Obama administration withholding Boston bombing suspect’s Miranda rights as he recovers in hospital
By Madison Ruppert
Editor of End the Lie
Over 12 hours after the arrest of 19-year-old Dzhokhar Tsarnaev, the younger of the two brothers allegedly involved in the Boston Marathon bombing, the Obama administration continues to refuse to read him his Miranda rights.
Keep in mind that Tsarnaev is an American citizen, yet still an official from the Justice Department said that they are invoking the “public safety exception” and will not inform him of his right to remain silent and his right to an attorney.
Massachusetts Governor Deval Patrick said Tsarnaev is in stable condition in the hospital but likely can’t communicate yet, according to the Associated Press.
“The public safety exception permits law enforcement officials to engage in a limited and focused unwarned interrogation of a suspect and allows the government to introduce the statement as evidence in court,” the Associated Press reports.
The public safety exception is supposed to be used when police have an objectively reasonable need to protect either the public or police from immediate danger.
While it may seem unclear how Tsarnaev poses a danger to police or the public at this time, investigators say otherwise.
“Investigators have said that the exception was necessary in this case because it was unclear whether an possible accomplice was still at large, or whether the suspect had additional explosives,” according to MSNBC.

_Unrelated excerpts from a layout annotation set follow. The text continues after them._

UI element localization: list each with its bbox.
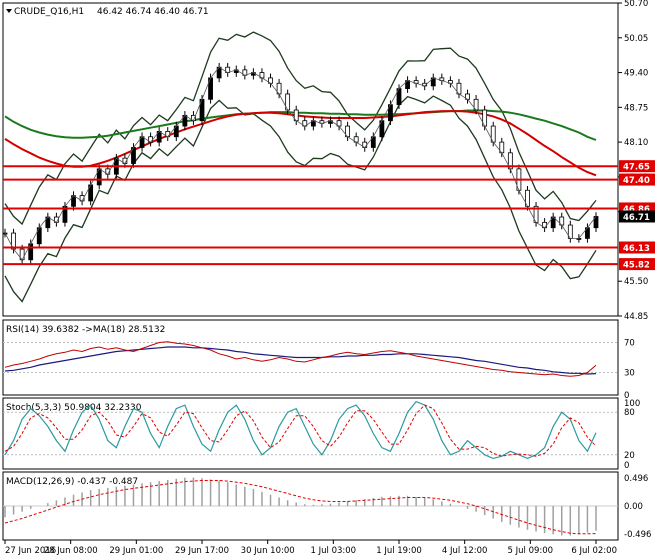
macd-signal-line <box>4 480 597 535</box>
price-close-line <box>4 66 597 261</box>
rsi-tick-label: 0 <box>624 391 629 401</box>
time-tick-label: 6 Jul 02:00 <box>571 546 617 556</box>
price-tick-label: 48.75 <box>624 103 648 113</box>
stoch-tick-label: 80 <box>624 408 635 418</box>
price-tick-label: 44.85 <box>624 312 648 322</box>
stochastic-label: Stoch(5,3,3) 50.9804 32.2330 <box>6 403 142 413</box>
time-tick-label: 1 Jul 19:00 <box>376 546 422 556</box>
time-tick-label: 29 Jun 01:00 <box>109 546 163 556</box>
bollinger-lower-line <box>4 95 597 303</box>
rsi-tick-label: 70 <box>624 339 635 349</box>
rsi-tick-label: 30 <box>624 369 635 379</box>
level-badge <box>619 160 655 173</box>
stoch-tick-label: 0 <box>624 461 629 471</box>
ohlc-label: 46.42 46.74 46.40 46.71 <box>97 7 209 17</box>
macd-tick-label: 0.00 <box>624 502 643 512</box>
time-tick-label: 29 Jun 17:00 <box>175 546 229 556</box>
price-tick-label: 49.40 <box>624 69 648 79</box>
stoch-k-line <box>4 400 597 460</box>
macd-tick-label: 0.496 <box>624 474 648 484</box>
instrument-label: CRUDE_Q16,H1 <box>14 7 84 17</box>
price-panel: CRUDE_Q16,H1 46.42 46.74 46.40 46.71 50.… <box>2 0 655 322</box>
rsi-panel: RSI(14) 39.6382 ->MA(18) 28.5132 70 30 0 <box>2 319 635 401</box>
time-tick-label: 5 Jul 09:00 <box>508 546 554 556</box>
current-price-label: 46.71 <box>623 213 650 223</box>
bollinger-upper-line <box>4 31 597 226</box>
current-price-badge <box>619 210 655 223</box>
level-label: 47.40 <box>623 176 650 186</box>
ema-slow-line <box>4 109 597 141</box>
price-tick-label: 50.05 <box>624 34 648 44</box>
instrument-arrow-icon <box>6 9 12 13</box>
level-label: 46.86 <box>623 205 650 215</box>
stoch-tick-label: 100 <box>624 399 640 409</box>
level-label: 47.65 <box>623 163 650 173</box>
price-tick-label: 50.70 <box>624 0 648 9</box>
support-resistance-levels: 47.65 47.40 46.86 46.13 45.82 46.71 <box>3 160 655 271</box>
price-tick-label: 48.10 <box>624 138 648 148</box>
time-tick-label: 30 Jun 10:00 <box>241 546 295 556</box>
price-bar-body <box>593 216 599 229</box>
ema-medium-line <box>4 110 597 177</box>
level-badge <box>619 241 655 254</box>
macd-series-group: 0.496 0.00 -0.496 <box>3 474 651 540</box>
time-tick-label: 27 Jun 2016 <box>5 546 56 556</box>
level-label: 45.82 <box>623 261 650 271</box>
time-tick-label: 28 Jun 08:00 <box>44 546 98 556</box>
level-label: 46.13 <box>623 244 650 254</box>
macd-tick-label: -0.496 <box>624 530 651 540</box>
time-tick-label: 4 Jul 12:00 <box>442 546 488 556</box>
rsi-series-group: 70 30 0 <box>3 339 635 401</box>
stoch-d-line <box>4 404 597 457</box>
stoch-tick-label: 20 <box>624 451 635 461</box>
level-badge <box>619 173 655 186</box>
level-badge <box>619 258 655 271</box>
macd-label: MACD(12,26,9) -0.437 -0.487 <box>6 477 138 487</box>
rsi-line <box>4 341 597 377</box>
price-series-group <box>2 31 599 303</box>
rsi-ma-line <box>4 346 597 375</box>
rsi-label: RSI(14) 39.6382 ->MA(18) 28.5132 <box>6 325 165 335</box>
price-panel-frame <box>2 2 619 317</box>
macd-panel: MACD(12,26,9) -0.437 -0.487 0.496 0.00 -0.… <box>2 471 651 541</box>
time-tick-label: 1 Jul 03:00 <box>311 546 357 556</box>
price-tick-label: 45.50 <box>624 277 648 287</box>
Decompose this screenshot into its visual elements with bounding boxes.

The American Civil Liberties Union (ACLU) has already issued a statement this morning detailing their objection to this application of the public safety exception.
“The public safety exception should be read narrowly, it applies only when there is a continued threat to public safety, and is not an open-ended exception to the Miranda rule,” the ACLU stated.
The obvious problem with the public safety exception was pointed out by Slate yesterday.
“Who gets to make this determination? The FBI, in consultation with DoJ, if possible. In other words, the police and the prosecutors, with no one to check their power,” Emily Bazelon wrote.
Vince Warren of the Center for Constitutional Rights has raised similar objections and called on the investigators to follow the rule of law.
“If officials require suspects to incriminate themselves, they are making fair trials and due process merely option and not a requirement,” Warren said. “To venture down that road again will make law enforcement accountable to no one.”
NBC News noted that while the exception does not place a precise limit on how long a suspect can be interrogated by investigators without being informed of their rights, “it likely buys authorities no more than 48 hours.”
During those 48 hours, Tsarnaev will be interrogated by an interagency team called the High Value Detainee Interrogation Group.
This group is made up of individuals from the FBI, CIA and Defense Department. Any statements made during the interrogation will be admissible in court even though he won’t have a lawyer present.
Glenn Greenwald points out just how insane the media’s reaction to the Obama administration’s decision has been.
“Now, the cheers for this erosion of Miranda are led not by right-wing Supreme Court justices such as William Rehnquist (who wrote the opinion in Quarles), but by MSNBC pundits like former Obama campaign media aide Joy Reid, who – immediately upon the DOJ’s announcement – instantly became a newly minted Miranda expert in order to loudly defend the DOJ’s actions,” Greenwald wrote.
“MSNBC’s featured ‘terrorism expert’ Roger Cressey – who, unbeknownst to MSNBC viewers, is actually an executive with the intelligence contractor Booz Allen – also praised the DOJ’s decision not to Mirandize the accused bomber (if you want instant, reflexive support for the US government’s police and military powers, MSNBC is the place to turn these days),” he added.
Sen. Lindsey Graham, a South Carolina Republican, said in a joint statement with Sen. John McCain, an Arizona Republican, that Tsarnaev should be treated as an enemy combatant.
“Now that the suspect is in custody, the last thing we should want is for him to remain silent,” Graham said, indicating that he supports withholding the suspect’s rights.
“It is absolutely vital the suspect be questioned for intelligence gathering purposes,” the statement continued. “We need to know about any possible future attacks which could take additional American lives. The least of our worries is a criminal trial which will likely be held years from now.”
“Under the Law of War we can hold this suspect as a potential enemy combatant not entitled to Miranda warnings or the appointment of counsel,” the senators stated.
In other words, they support completely stripping Tsarnaev of the basic right to a lawyer and other rights all in the name of national security.
We can only wonder how long the Obama administration will hold off on Mirandizing Tsarnaev, especially since he is recovering in the hospital and, according to Patrick, likely can’t communicate at this point.
Updates will follow as more information is available.